Having an effective leader in place to assist people with visualizing the end goal is key, and there are several aspects from my experience in the military that enable me to lay this vision out for my team. There are six essential traits of an exceptional military battalion, and through the years of leading my own troop at Menchie’s it has become more and more clear that these same qualities make up successful businesses and the team members who comprise it.
In the military, everything is a team effort. If one individual is not pulling his or her weight, the implications will dramatic. While serving, I gained a deeper understanding of the importance of teamwork and working well with different personalities, and in turn this has allowed me to build a winning team. Selecting the right people to join the team is instrumental to achieving high quality teamwork. The right selection leads to winning teams.
While serving, you are pushed to obtain the unreachable. You have to be willing to get your hands dirty and do tasks sometimes outside of your scope.
Being a part of the military, one is intuitively engineered to strive for the best results. The level of accountability that comes from military experience provides the ability for an organization to preserve resources and time. I believe in holding myself accountable to the highest standards and in leading by example.
In the military, when a system does not exist, you create one. The common goal is to create a fail-proof system, much like creating systems to streamline efficiencies in business.
While serving, I observed anatural determination in myself and those around me to exceed yesterday’s results every single day. It is this “can do” attitude and energy that makes everyone strive to push themselves that much more.
6. Higher purpose
A large part of being part of the military is wanting to assist others and make a difference in the communities in which you serve. At Menchie’s, we strive to improve the lives of others on a daily basis. A higher purpose provides inspiration for people to persevere through the various different challenges in the business world.

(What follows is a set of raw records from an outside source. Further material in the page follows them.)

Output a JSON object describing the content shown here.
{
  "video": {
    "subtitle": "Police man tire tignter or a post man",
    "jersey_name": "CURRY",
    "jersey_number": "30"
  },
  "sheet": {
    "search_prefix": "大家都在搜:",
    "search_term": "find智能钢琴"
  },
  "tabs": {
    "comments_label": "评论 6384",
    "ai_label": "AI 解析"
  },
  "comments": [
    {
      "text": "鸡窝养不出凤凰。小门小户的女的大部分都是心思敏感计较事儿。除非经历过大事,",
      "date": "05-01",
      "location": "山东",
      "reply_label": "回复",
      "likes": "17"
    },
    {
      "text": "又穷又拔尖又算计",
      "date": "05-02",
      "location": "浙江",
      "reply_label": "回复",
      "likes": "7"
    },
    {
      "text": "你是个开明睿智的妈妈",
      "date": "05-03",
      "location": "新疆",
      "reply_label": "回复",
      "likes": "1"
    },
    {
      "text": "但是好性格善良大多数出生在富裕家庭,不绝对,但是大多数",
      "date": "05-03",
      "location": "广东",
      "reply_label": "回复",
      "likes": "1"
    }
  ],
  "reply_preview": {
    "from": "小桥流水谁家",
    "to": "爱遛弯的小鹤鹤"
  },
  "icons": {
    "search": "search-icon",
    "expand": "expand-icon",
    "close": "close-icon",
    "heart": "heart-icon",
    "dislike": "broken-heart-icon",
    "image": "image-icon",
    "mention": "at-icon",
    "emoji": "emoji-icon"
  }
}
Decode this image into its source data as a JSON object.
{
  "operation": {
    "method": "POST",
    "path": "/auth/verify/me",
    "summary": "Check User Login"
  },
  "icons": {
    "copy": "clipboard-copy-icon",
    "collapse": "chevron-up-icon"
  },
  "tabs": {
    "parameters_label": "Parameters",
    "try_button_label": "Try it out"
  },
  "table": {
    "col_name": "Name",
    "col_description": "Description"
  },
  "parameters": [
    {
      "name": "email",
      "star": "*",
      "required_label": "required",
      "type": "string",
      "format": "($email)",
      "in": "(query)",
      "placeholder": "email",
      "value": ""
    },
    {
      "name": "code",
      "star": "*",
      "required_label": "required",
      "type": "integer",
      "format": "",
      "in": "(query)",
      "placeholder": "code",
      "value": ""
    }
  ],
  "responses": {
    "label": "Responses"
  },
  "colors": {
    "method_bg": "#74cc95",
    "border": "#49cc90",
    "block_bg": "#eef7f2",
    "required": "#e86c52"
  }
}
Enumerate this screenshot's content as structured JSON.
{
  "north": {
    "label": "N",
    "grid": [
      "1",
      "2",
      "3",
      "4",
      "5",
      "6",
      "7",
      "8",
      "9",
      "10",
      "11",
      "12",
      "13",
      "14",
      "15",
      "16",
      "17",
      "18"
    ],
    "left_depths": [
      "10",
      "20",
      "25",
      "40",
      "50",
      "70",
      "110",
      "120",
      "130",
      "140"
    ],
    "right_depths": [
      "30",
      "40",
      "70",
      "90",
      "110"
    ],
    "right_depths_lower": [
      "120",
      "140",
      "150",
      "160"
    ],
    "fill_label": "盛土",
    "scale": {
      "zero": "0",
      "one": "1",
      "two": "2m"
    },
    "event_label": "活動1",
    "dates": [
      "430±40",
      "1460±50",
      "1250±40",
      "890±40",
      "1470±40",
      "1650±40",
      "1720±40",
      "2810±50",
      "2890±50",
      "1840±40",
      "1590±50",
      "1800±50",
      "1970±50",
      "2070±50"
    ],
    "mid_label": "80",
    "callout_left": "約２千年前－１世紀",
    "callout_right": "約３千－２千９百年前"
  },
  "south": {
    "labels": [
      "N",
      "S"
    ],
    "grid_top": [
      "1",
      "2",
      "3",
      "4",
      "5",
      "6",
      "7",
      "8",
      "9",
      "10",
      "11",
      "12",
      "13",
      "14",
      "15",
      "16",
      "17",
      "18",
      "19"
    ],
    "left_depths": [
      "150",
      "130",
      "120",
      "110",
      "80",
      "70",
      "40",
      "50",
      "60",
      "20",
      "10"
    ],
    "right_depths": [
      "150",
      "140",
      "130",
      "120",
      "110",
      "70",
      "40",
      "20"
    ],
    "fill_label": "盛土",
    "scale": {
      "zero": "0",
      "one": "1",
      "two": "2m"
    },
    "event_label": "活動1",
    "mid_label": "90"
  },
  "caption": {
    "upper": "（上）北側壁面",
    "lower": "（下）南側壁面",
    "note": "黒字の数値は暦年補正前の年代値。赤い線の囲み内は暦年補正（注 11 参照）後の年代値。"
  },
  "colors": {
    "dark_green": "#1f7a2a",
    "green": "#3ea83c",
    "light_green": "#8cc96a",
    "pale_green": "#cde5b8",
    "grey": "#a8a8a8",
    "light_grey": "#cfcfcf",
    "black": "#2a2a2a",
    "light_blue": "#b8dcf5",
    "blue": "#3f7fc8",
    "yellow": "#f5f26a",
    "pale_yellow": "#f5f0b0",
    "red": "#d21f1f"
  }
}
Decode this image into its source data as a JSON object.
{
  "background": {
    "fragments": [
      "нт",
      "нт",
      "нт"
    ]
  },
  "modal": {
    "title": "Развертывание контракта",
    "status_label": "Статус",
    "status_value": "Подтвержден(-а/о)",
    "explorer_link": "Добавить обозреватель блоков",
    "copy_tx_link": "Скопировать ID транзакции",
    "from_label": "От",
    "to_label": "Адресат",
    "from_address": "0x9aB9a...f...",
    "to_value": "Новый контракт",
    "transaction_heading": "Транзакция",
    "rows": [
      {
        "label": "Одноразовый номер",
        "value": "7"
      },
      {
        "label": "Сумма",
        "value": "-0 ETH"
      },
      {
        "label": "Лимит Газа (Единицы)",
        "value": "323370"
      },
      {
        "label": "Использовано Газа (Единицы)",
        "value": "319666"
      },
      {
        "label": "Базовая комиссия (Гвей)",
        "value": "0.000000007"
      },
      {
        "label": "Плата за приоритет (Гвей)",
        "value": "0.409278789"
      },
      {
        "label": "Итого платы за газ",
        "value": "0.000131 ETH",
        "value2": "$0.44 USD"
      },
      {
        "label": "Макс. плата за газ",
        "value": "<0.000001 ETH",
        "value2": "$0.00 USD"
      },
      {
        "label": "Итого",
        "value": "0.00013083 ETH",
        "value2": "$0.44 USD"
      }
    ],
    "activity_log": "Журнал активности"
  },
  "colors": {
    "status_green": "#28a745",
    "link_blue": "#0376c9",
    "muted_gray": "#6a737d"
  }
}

The frozen yogurt marketplace is extremely saturated and there is competition everywhere we go. I have come to learn that a true leader always puts his team before himself, and in our case, I put our people before profits. We bring food trucks to the office to celebrate milestones, offer a buffet lunch every Friday and take the time to bond as a unit at company-wide events throughout the year.
The needs of my team come before my own and it is this kind of culture that builds camaraderie, tenacity and drive – necessary qualities to not only survive, but also thrive in a crowded marketplace.
Strong leadership cannot happen if people do not follow and believe in the common mission you lay out and cultivate. From my military service, I learned people need to see and visualize the end game in order to walk the lengthy path, and laying a vision is critical.